What is the Purpose of Public Education?

Instructor: Kim-Kathie Knudsen

Kim-Kathie has taught high school and college Spanish and has worked as a professional development specialist and instructional technology administrator. She has a master's degree in Teaching and Curriculum and is currently working on her doctorate in Educational Leadership.

Public education was conceived as a way to educate children in order to prepare them to be productive members of society. Learn how the goals and the role of the educator in the school improvement process have changed over time.

Why Public Education?

How has the role of public education changed?
Public School

In the U.S., children are sent to school from around the age of 5 until graduation at the age of 18. During these dozen or so years, they are expected to transition from illiterate children to mastering the skills and knowledge needed for their futures, however varied they may be.

Public education educates children during this critical time in their lives, but why does public education exist in the first place? According to the National School Boards Association, public education exists to serve the following purposes, among others:

  • Prepare students for college and the workforce, including preparing them for jobs that may not even exist yet due to rapidly changing technology
  • Help children fulfill their diverse potentials
  • Enable students to become well-rounded individuals, focusing on the whole child and not just mastery of academic content
  • Prepare students to live a productive life and become good citizens, while obeying the social and legal rules of society

Add to that mastery of Common Core and state standards, assessment after assessment, activities, sports, technology, literacy, etc. That's a lot to accomplish. How does it do all this and what is the role of the teacher as well as teacher learning communities in public education?

The Changing Role of Educators

Educators these days have a difficult job. Typical pre-service preparation focuses on content knowledge and instruction, yet any teacher will tell you that is only a piece of the puzzle.

The days of a teacher acting as a 'sage on the stage' and lecturing all day while students take copious notes in a book are over. Today's teachers need to be a facilitator of knowledge and encourage students to be self-directed in their learning. The 4C's of 21st Century Learning are vital to public education in order to prepare students for the future:

  • Collaboration - most jobs are not done independently; students need to learn how to work well with others.
  • Communication - communication today is not always face to face; students should learn how to communicate effectively through multiple means.
  • Creativity - jobs in STEAM (science, technology, engineering, arts, and math) fields are abundant and require creativity in order to combine elements and problem solve.
  • Critical thinking - in the age of abundant information available on the Internet, students need to take knowledge and think critically in order to solve problems.

The role of educators today is to incorporate the 4Cs with curriculum standards and help students learn.

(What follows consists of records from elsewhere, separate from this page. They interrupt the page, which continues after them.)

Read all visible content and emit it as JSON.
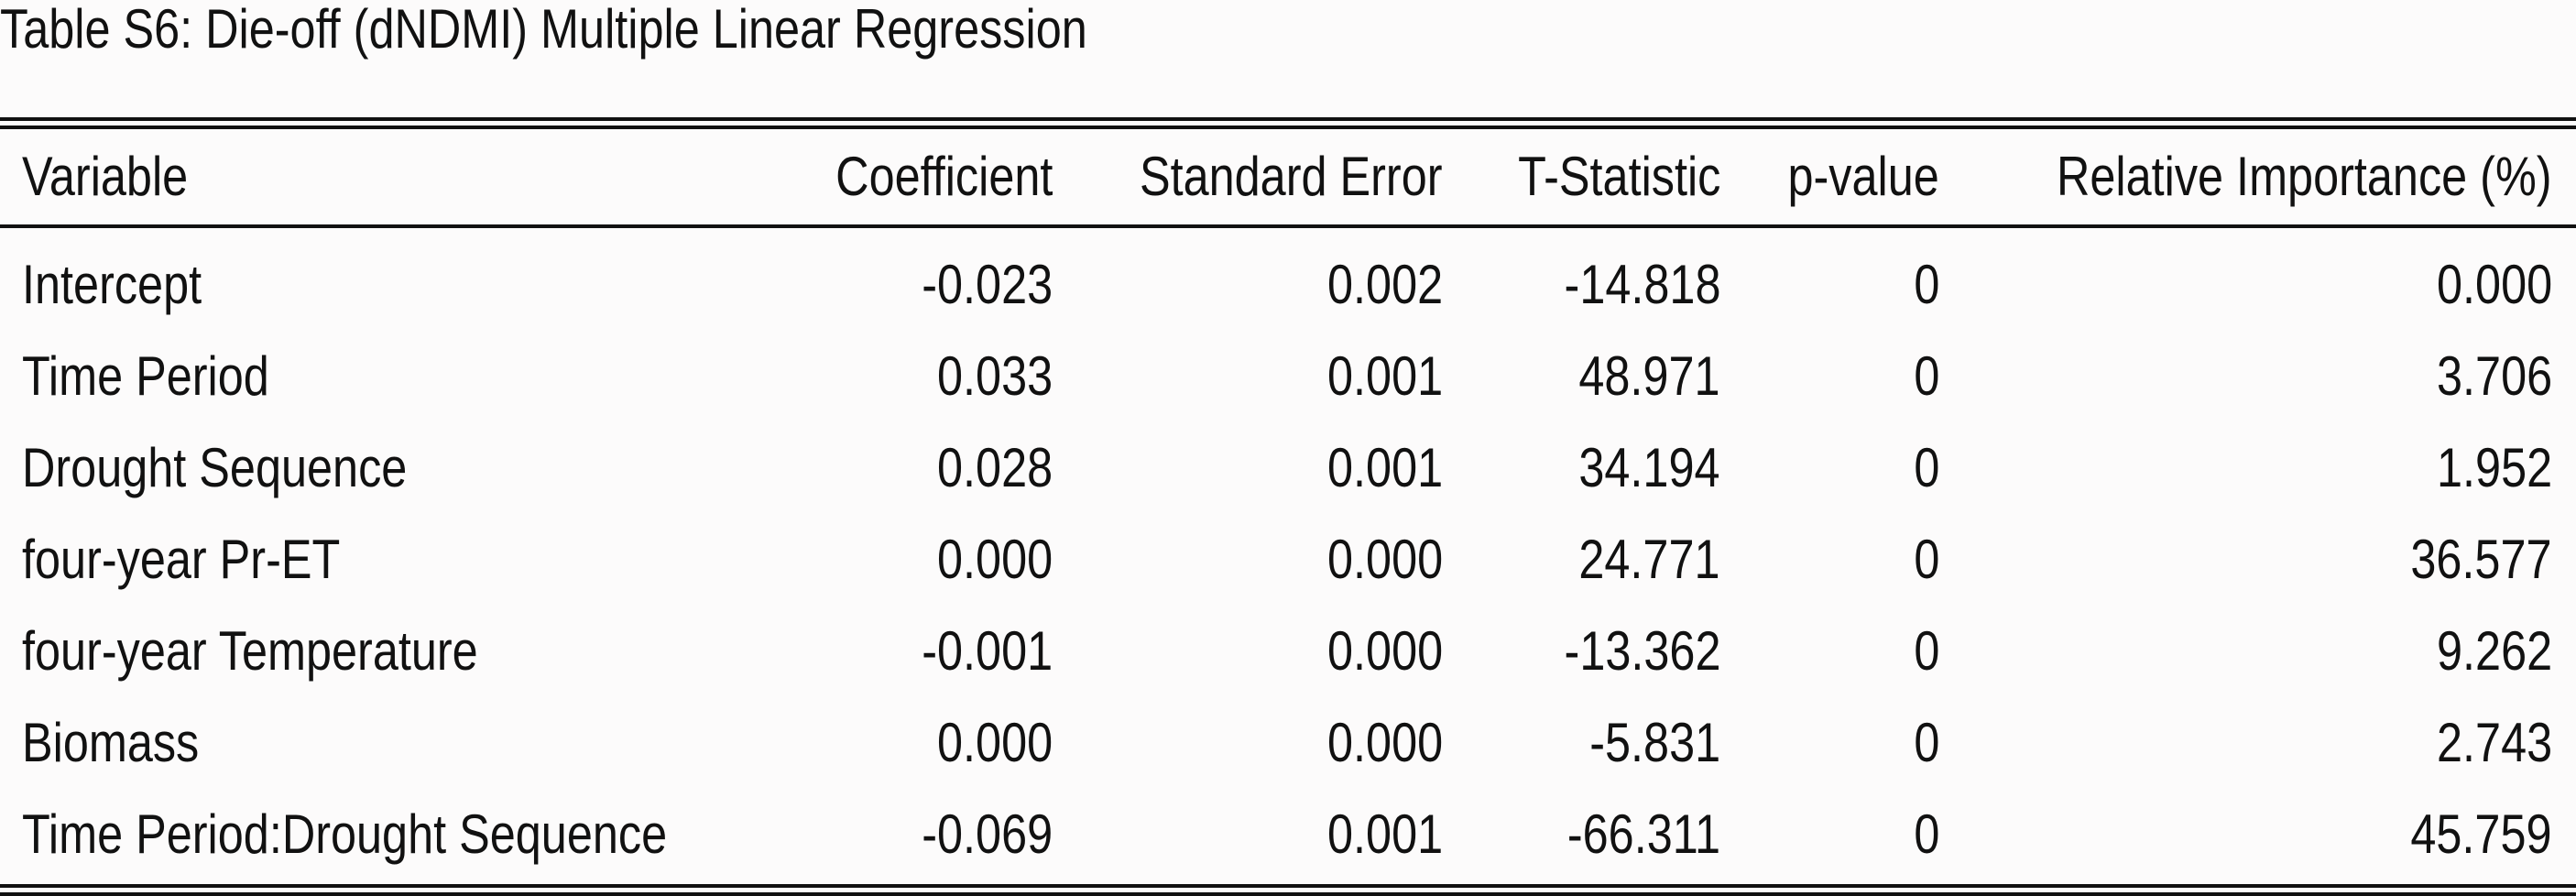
{
  "caption": "Table S6: Die-off (dNDMI) Multiple Linear Regression",
  "table": {
    "headers": [
      "Variable",
      "Coefficient",
      "Standard Error",
      "T-Statistic",
      "p-value",
      "Relative Importance (%)"
    ],
    "rows": [
      [
        "Intercept",
        "-0.023",
        "0.002",
        "-14.818",
        "0",
        "0.000"
      ],
      [
        "Time Period",
        "0.033",
        "0.001",
        "48.971",
        "0",
        "3.706"
      ],
      [
        "Drought Sequence",
        "0.028",
        "0.001",
        "34.194",
        "0",
        "1.952"
      ],
      [
        "four-year Pr-ET",
        "0.000",
        "0.000",
        "24.771",
        "0",
        "36.577"
      ],
      [
        "four-year Temperature",
        "-0.001",
        "0.000",
        "-13.362",
        "0",
        "9.262"
      ],
      [
        "Biomass",
        "0.000",
        "0.000",
        "-5.831",
        "0",
        "2.743"
      ],
      [
        "Time Period:Drought Sequence",
        "-0.069",
        "0.001",
        "-66.311",
        "0",
        "45.759"
      ]
    ]
  }
}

Educators have other roles, including acting as a behavioral specialist, coach, social worker, disciplinarian, technology expert, and parent. It's a lot to juggle, but teachers are up for the challenge.

Support for Public Educators

Teachers can work together in a professional learning community

How can teachers be supported in the classroom? One way to support both new and veteran teachers is the formation of a professional learning community (PLC). A PLC is comprised of a teachers, coming together by grade level, content area, or through an interdisciplinary group.

The purpose of a PLC is to build a community of teachers to focus on a common goal or objective collaboratively. One may involve school personnel other than classroom teachers, such as administrators, aides, or instructional coaches.